VA owes it to war veterans to provide licensed staff
A Times Editorial
Published December 13, 2007
Service members wounded in Iraq and Afghanistan are returning with injuries that our troops did not survive in previous wars. That's a credit to medical advances in combat cases. But survivors are at risk of developing posttraumatic stress and other mental problems that America's veterans health care system is not equipped to handle. The president needs to get the Department of Veterans Affairs up to speed.
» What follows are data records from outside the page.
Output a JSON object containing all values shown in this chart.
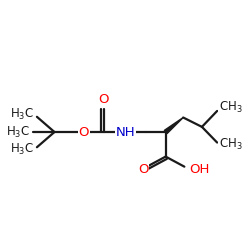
{
  "bg_color": "#ffffff",
  "bond_color": "#1a1a1a",
  "O_color": "#ff0000",
  "N_color": "#0000cc",
  "line_width": 1.6,
  "font_size": 8.5,
  "fig_size": [
    2.5,
    2.5
  ],
  "dpi": 100,
  "xlim": [
    0,
    10
  ],
  "ylim": [
    2,
    9
  ]
}
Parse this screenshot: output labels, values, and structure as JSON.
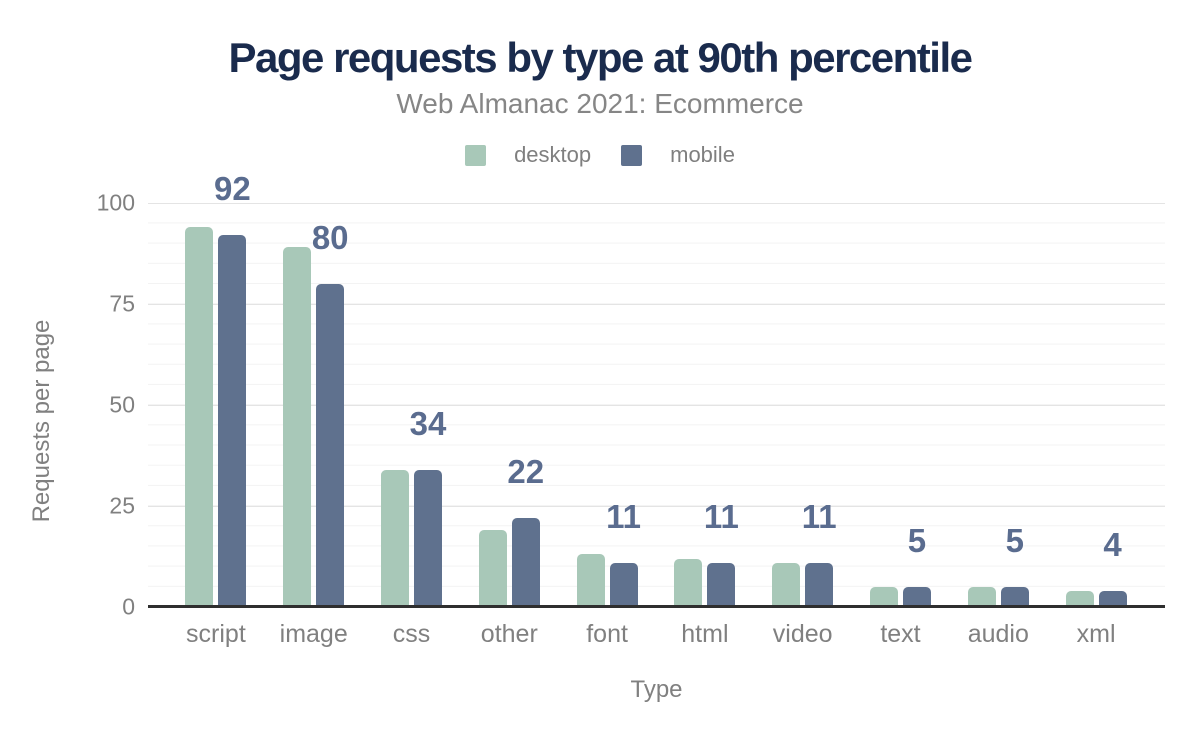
{
  "chart_data": {
    "type": "bar",
    "title": "Page requests by type at 90th percentile",
    "subtitle": "Web Almanac 2021: Ecommerce",
    "xlabel": "Type",
    "ylabel": "Requests per page",
    "ylim": [
      0,
      100
    ],
    "yticks": [
      0,
      25,
      50,
      75,
      100
    ],
    "grid": {
      "minor_step": 5,
      "major_step": 25
    },
    "legend_position": "top",
    "categories": [
      "script",
      "image",
      "css",
      "other",
      "font",
      "html",
      "video",
      "text",
      "audio",
      "xml"
    ],
    "series": [
      {
        "name": "desktop",
        "color": "#a8c8b8",
        "values": [
          94,
          89,
          34,
          19,
          13,
          12,
          11,
          5,
          5,
          4
        ]
      },
      {
        "name": "mobile",
        "color": "#5f718e",
        "values": [
          92,
          80,
          34,
          22,
          11,
          11,
          11,
          5,
          5,
          4
        ]
      }
    ],
    "annotations": {
      "series": "mobile",
      "values": [
        92,
        80,
        34,
        22,
        11,
        11,
        11,
        5,
        5,
        4
      ],
      "color": "#5a6c8f"
    }
  }
}
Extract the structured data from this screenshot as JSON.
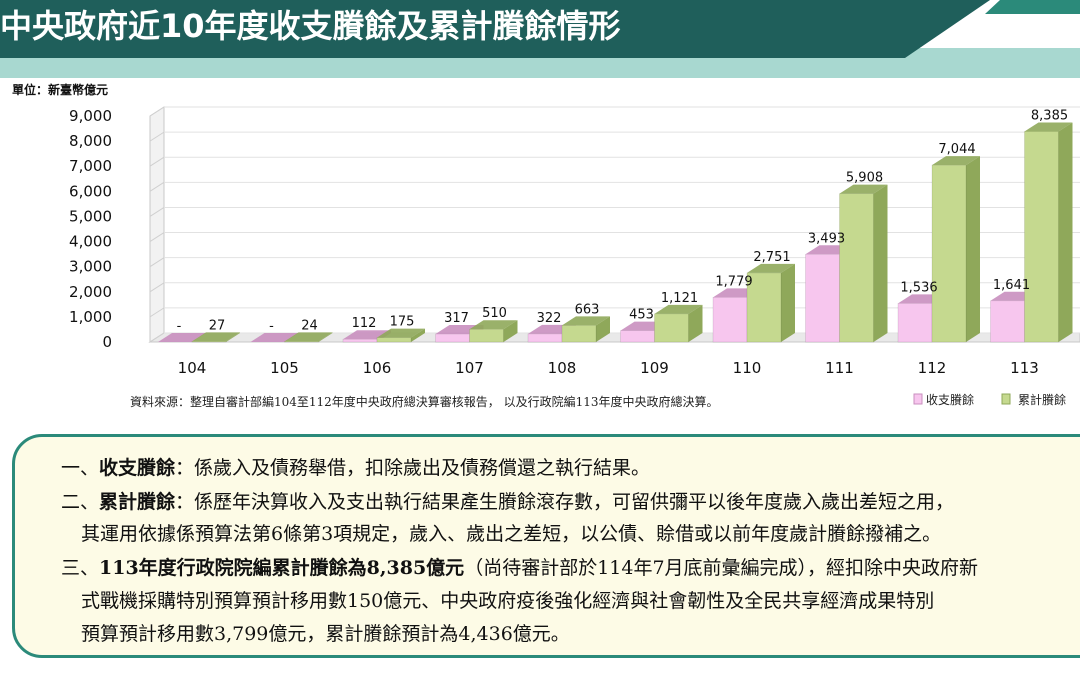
{
  "title": "中央政府近10年度收支賸餘及累計賸餘情形",
  "colors": {
    "banner": "#1f5f5b",
    "banner_band": "#a8d8d0",
    "surplus_front": "#f7c6ee",
    "surplus_side": "#c98fbf",
    "cumulative_front": "#c5d98f",
    "cumulative_side": "#8fa85a",
    "box_border": "#2b8a7a",
    "box_fill": "#fdfbe6"
  },
  "chart_data": {
    "type": "bar",
    "unit_label": "單位：新臺幣億元",
    "categories": [
      "104",
      "105",
      "106",
      "107",
      "108",
      "109",
      "110",
      "111",
      "112",
      "113"
    ],
    "series": [
      {
        "name": "收支賸餘",
        "values": [
          0,
          0,
          112,
          317,
          322,
          453,
          1779,
          3493,
          1536,
          1641
        ],
        "labels": [
          "-",
          "-",
          "112",
          "317",
          "322",
          "453",
          "1,779",
          "3,493",
          "1,536",
          "1,641"
        ]
      },
      {
        "name": "累計賸餘",
        "values": [
          27,
          24,
          175,
          510,
          663,
          1121,
          2751,
          5908,
          7044,
          8385
        ],
        "labels": [
          "27",
          "24",
          "175",
          "510",
          "663",
          "1,121",
          "2,751",
          "5,908",
          "7,044",
          "8,385"
        ]
      }
    ],
    "ylim": [
      0,
      9000
    ],
    "yticks": [
      "0",
      "1,000",
      "2,000",
      "3,000",
      "4,000",
      "5,000",
      "6,000",
      "7,000",
      "8,000",
      "9,000"
    ],
    "source": "資料來源：整理自審計部編104至112年度中央政府總決算審核報告，  以及行政院編113年度中央政府總決算。",
    "legend": [
      "收支賸餘",
      "累計賸餘"
    ],
    "legend_position": "bottom-right"
  },
  "notes": {
    "n1_num": "一、",
    "n1_term": "收支賸餘",
    "n1_text": "：係歲入及債務舉借，扣除歲出及債務償還之執行結果。",
    "n2_num": "二、",
    "n2_term": "累計賸餘",
    "n2_text": "：係歷年決算收入及支出執行結果產生賸餘滾存數，可留供彌平以後年度歲入歲出差短之用，",
    "n2_line2": "其運用依據係預算法第6條第3項規定，歲入、歲出之差短，以公債、賒借或以前年度歲計賸餘撥補之。",
    "n3_num": "三、",
    "n3_term": "113年度行政院院編累計賸餘為8,385億元",
    "n3_text": "（尚待審計部於114年7月底前彙編完成），經扣除中央政府新",
    "n3_line2": "式戰機採購特別預算預計移用數150億元、中央政府疫後強化經濟與社會韌性及全民共享經濟成果特別",
    "n3_line3": "預算預計移用數3,799億元，累計賸餘預計為4,436億元。"
  }
}
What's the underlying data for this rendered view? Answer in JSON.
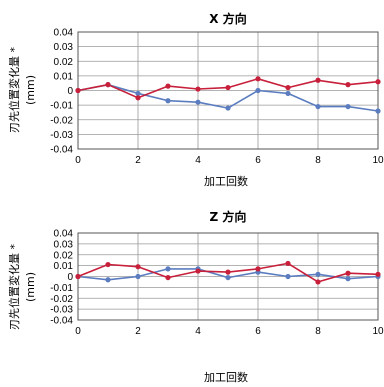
{
  "colors": {
    "blue": "#5b7dc0",
    "red": "#c8203b",
    "grid": "#9a9a9a",
    "axis": "#555555"
  },
  "chart_data": [
    {
      "type": "line",
      "title": "X 方向",
      "xlabel": "加工回数",
      "ylabel": "刃先位置変化量 *",
      "yunit": "(mm)",
      "xlim": [
        0,
        10
      ],
      "ylim": [
        -0.04,
        0.04
      ],
      "xticks": [
        "0",
        "2",
        "4",
        "6",
        "8",
        "10"
      ],
      "yticks": [
        "0.04",
        "0.03",
        "0.02",
        "0.01",
        "0",
        "-0.01",
        "-0.02",
        "-0.03",
        "-0.04"
      ],
      "grid": true,
      "x": [
        0,
        1,
        2,
        3,
        4,
        5,
        6,
        7,
        8,
        9,
        10
      ],
      "series": [
        {
          "color": "blue",
          "values": [
            0.0,
            0.004,
            -0.002,
            -0.007,
            -0.008,
            -0.012,
            0.0,
            -0.002,
            -0.011,
            -0.011,
            -0.014
          ]
        },
        {
          "color": "red",
          "values": [
            0.0,
            0.004,
            -0.005,
            0.003,
            0.001,
            0.002,
            0.008,
            0.002,
            0.007,
            0.004,
            0.006
          ]
        }
      ]
    },
    {
      "type": "line",
      "title": "Z 方向",
      "xlabel": "加工回数",
      "ylabel": "刃先位置変化量 *",
      "yunit": "(mm)",
      "xlim": [
        0,
        10
      ],
      "ylim": [
        -0.04,
        0.04
      ],
      "xticks": [
        "0",
        "2",
        "4",
        "6",
        "8",
        "10"
      ],
      "yticks": [
        "0.04",
        "0.03",
        "0.02",
        "0.01",
        "0",
        "-0.01",
        "-0.02",
        "-0.03",
        "-0.04"
      ],
      "grid": true,
      "x": [
        0,
        1,
        2,
        3,
        4,
        5,
        6,
        7,
        8,
        9,
        10
      ],
      "series": [
        {
          "color": "blue",
          "values": [
            0.0,
            -0.003,
            0.0,
            0.007,
            0.007,
            -0.001,
            0.004,
            0.0,
            0.002,
            -0.002,
            0.0
          ]
        },
        {
          "color": "red",
          "values": [
            0.0,
            0.011,
            0.009,
            -0.001,
            0.005,
            0.004,
            0.007,
            0.012,
            -0.005,
            0.003,
            0.002
          ]
        }
      ]
    }
  ]
}
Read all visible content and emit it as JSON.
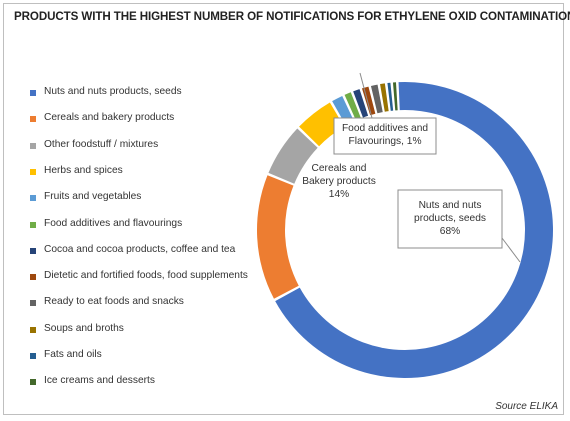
{
  "chart_data": {
    "type": "pie",
    "title": "PRODUCTS WITH THE HIGHEST NUMBER OF NOTIFICATIONS FOR ETHYLENE OXID CONTAMINATION",
    "legend_position": "left",
    "categories": [
      "Nuts and nuts products, seeds",
      "Cereals and bakery products",
      "Other foodstuff / mixtures",
      "Herbs and spices",
      "Fruits and vegetables",
      "Food additives and flavourings",
      "Cocoa and cocoa products, coffee and tea",
      "Dietetic and fortified foods, food supplements",
      "Ready to eat foods and snacks",
      "Soups and broths",
      "Fats and oils",
      "Ice creams and desserts"
    ],
    "values": [
      68,
      14,
      6,
      4.5,
      1.5,
      1,
      1,
      1,
      1,
      0.8,
      0.6,
      0.6
    ],
    "colors": [
      "#4472c4",
      "#ed7d31",
      "#a5a5a5",
      "#ffc000",
      "#5b9bd5",
      "#70ad47",
      "#264478",
      "#9e480e",
      "#636363",
      "#997300",
      "#255e91",
      "#43682b"
    ],
    "data_labels": [
      {
        "category": "Nuts and nuts products, seeds",
        "lines": [
          "Nuts and nuts",
          "products, seeds",
          "68%"
        ]
      },
      {
        "category": "Cereals and bakery products",
        "lines": [
          "Cereals and",
          "Bakery products",
          "14%"
        ]
      },
      {
        "category": "Food additives and flavourings",
        "lines": [
          "Food additives and",
          "Flavourings, 1%"
        ]
      }
    ]
  },
  "source": "Source ELIKA"
}
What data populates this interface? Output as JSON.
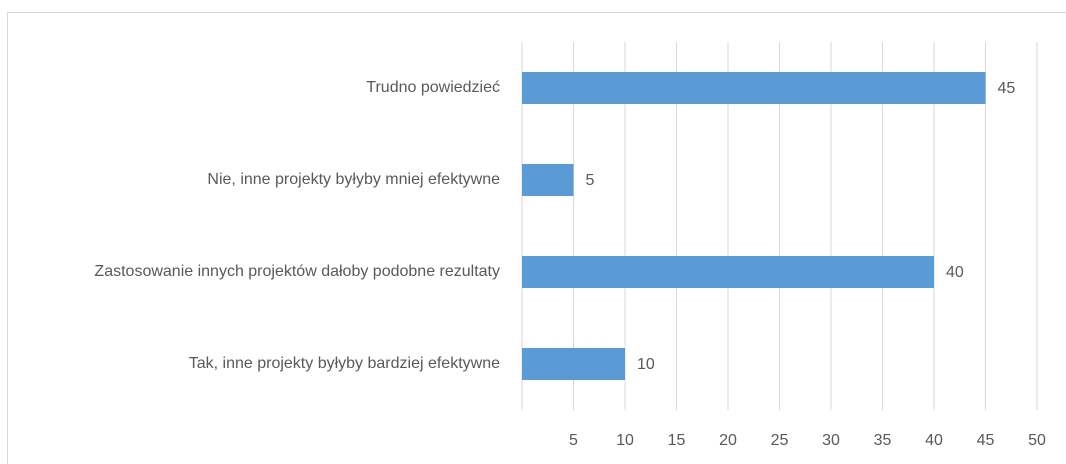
{
  "chart_data": {
    "type": "bar",
    "orientation": "horizontal",
    "categories": [
      "Trudno powiedzieć",
      "Nie, inne projekty byłyby mniej efektywne",
      "Zastosowanie innych projektów dałoby podobne rezultaty",
      "Tak, inne projekty byłyby bardziej efektywne"
    ],
    "values": [
      45,
      5,
      40,
      10
    ],
    "color": "#5b9bd5",
    "xlim": [
      0,
      50
    ],
    "xticks": [
      5,
      10,
      15,
      20,
      25,
      30,
      35,
      40,
      45,
      50
    ],
    "grid": true
  }
}
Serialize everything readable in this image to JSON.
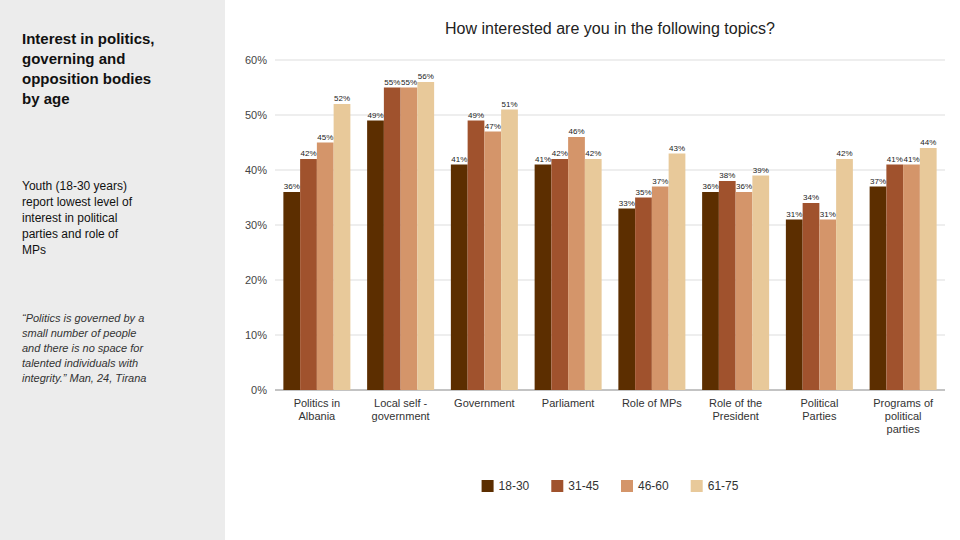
{
  "chart_data": {
    "type": "bar",
    "title": "How interested are you in the following topics?",
    "annotations": [
      "Interest in politics,\ngoverning and\nopposition bodies\nby age",
      "Youth (18-30 years)\nreport lowest level of\ninterest in political\nparties and role of\nMPs",
      "“Politics is governed by a\nsmall number of people\nand there is no space for\ntalented individuals with\nintegrity.”  Man, 24, Tirana"
    ],
    "categories": [
      "Politics in\nAlbania",
      "Local self -\ngovernment",
      "Government",
      "Parliament",
      "Role of MPs",
      "Role of the\nPresident",
      "Political\nParties",
      "Programs of\npolitical\nparties"
    ],
    "series": [
      {
        "name": "18-30",
        "color": "#5C2E00",
        "values": [
          36,
          49,
          41,
          41,
          33,
          36,
          31,
          37
        ],
        "value_labels": [
          "36%",
          "49%",
          "41%",
          "41%",
          "33%",
          "36%",
          "31%",
          "37%"
        ]
      },
      {
        "name": "31-45",
        "color": "#A0522D",
        "values": [
          42,
          55,
          49,
          42,
          35,
          38,
          34,
          41
        ],
        "value_labels": [
          "42%",
          "55%",
          "49%",
          "42%",
          "35%",
          "38%",
          "34%",
          "41%"
        ]
      },
      {
        "name": "46-60",
        "color": "#D4956A",
        "values": [
          45,
          55,
          47,
          46,
          37,
          36,
          31,
          41
        ],
        "value_labels": [
          "45%",
          "55%",
          "47%",
          "46%",
          "37%",
          "36%",
          "31%",
          "41%"
        ]
      },
      {
        "name": "61-75",
        "color": "#E8C99A",
        "values": [
          52,
          56,
          51,
          42,
          43,
          39,
          42,
          44
        ],
        "value_labels": [
          "52%",
          "56%",
          "51%",
          "42%",
          "43%",
          "39%",
          "42%",
          "44%"
        ]
      }
    ],
    "ylim": [
      0,
      60
    ],
    "yticks": [
      {
        "value": 0,
        "label": "0%"
      },
      {
        "value": 10,
        "label": "10%"
      },
      {
        "value": 20,
        "label": "20%"
      },
      {
        "value": 30,
        "label": "30%"
      },
      {
        "value": 40,
        "label": "40%"
      },
      {
        "value": 50,
        "label": "50%"
      },
      {
        "value": 60,
        "label": "60%"
      }
    ],
    "grid": true,
    "legend": "bottom",
    "data_labels": true
  }
}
Brian Nussbaum, a psychologist at the James A. Haley VA Medical Center in Tampa, filed a complaint last month with the state Board of Psychology. He charged that about 12 of Haley's 34 psychologists are unlicensed and receiving little direct supervision. The VA quibbled with the figure, saying nine are unlicensed. That's still nearly a third of the staff at the nation's busiest VA facility. Nussbaum told the St. Petersburg Times he is the only licensed psychologist in Haley's Post Traumatic Stress Disorder Clinic.
VA officials denied that patient care was diminished. They said unlicensed staff receive ample supervision and are on track to obtain their licenses. But none of the 22 psychologists at St. Petersburg's Bay Pines VA Medical Center, which also operates a posttraumatic stress clinic, are unlicensed. That's the way it should be. As a director of health policy for the Veterans of Foreign Wars said: "Experience counts." Advocates say trainees lack the specialized skills, work history and supervision needed to treat an especially vulnerable veterans population.
go here for the rest
http://www.sptimes.com/2007/12/13/Opinion/VA_owes_it_to_war_vet.shtml
As I said when this first came out, this is wrong. What's next? Asking the custodian to fill in at an empty desk so they can say they are fully staffed?